The best way to arrive in Pitigliano is by night. As you round the last bend to the top of the hill which faces Pitigliano across the valley, the town suddenly looms up out of the tufa rock on which it's built: an enchanted fairyland, a Little Jerusalem. I knew of its nickname - earned through centuries of harmonious co-existence between local Catholics and the Jews who settled here 500 years ago - but I wasn't expecting Pitigliano actually to look like Jerusalem.

"When you come to Pitigliano, the first place you pass on the way up is the Jewish cemetery - just like in Jerusalem", says Davide Mano, a historian and PhD researcher at Tel Aviv University, who spent a year living here studying the town's unique Jewish history.

As we stroll around the picturesque, narrow streets, Davide tells me how the Jews became so integrated in this tiny Tuscan hill-town that much of their culture spilled into local traditions. Pitigliano resonates with Jewish allusions: from the Via del Ghetto to the Jews' House (a grand building which once housed numerous Jewish families), from traditional Jewish biscuits and sweets in the bakeries to savoury dishes on restaurant menus. Not to mention local dialect words derived from Hebrew, like kasherre (from kosher), sciattare (from shechitah) and gadollo (from gadol). There are still mezuzot on many doors, even though the inhabitants are no longer Jewish. Today, the town that used to be known by Italian Jews as the "land of refuge" has only one Jewish family left: that of Elena Servi.

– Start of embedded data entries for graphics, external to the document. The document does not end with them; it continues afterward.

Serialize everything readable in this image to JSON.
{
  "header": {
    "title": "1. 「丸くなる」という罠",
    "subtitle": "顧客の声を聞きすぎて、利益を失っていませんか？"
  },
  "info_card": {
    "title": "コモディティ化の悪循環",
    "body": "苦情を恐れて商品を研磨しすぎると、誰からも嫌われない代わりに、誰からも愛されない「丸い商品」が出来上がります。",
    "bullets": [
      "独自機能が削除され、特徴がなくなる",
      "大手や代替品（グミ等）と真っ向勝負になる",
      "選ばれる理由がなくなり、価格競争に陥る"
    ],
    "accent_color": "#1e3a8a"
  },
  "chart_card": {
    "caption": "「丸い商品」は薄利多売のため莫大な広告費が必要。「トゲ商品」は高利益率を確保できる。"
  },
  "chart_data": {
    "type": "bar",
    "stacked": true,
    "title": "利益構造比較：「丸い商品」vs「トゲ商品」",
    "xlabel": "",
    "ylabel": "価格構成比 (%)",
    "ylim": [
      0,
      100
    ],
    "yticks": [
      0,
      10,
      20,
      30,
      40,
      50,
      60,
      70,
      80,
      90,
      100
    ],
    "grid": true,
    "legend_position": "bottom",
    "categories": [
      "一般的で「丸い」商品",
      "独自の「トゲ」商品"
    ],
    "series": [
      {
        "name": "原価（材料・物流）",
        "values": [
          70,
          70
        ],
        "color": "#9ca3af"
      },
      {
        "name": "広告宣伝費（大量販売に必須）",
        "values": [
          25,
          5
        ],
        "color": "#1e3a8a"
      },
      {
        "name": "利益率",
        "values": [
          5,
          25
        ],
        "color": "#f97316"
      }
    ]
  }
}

She greets me with a broad smile as I walk into the Jewish Museum. Her eyes twinkle with pride as she invites me to take a look around the complex, run by the Little Jerusalem Association that she heads. It was the idea of her son, Enrico Spizzichino. "He was born in 1963, and he's the last Jew born here. He's not observant – his wife's Catholic – but he is still Jewish and feels Jewish. He always said, 'I have to do something as the last Jew born in Pitigliano', and he came up with this idea."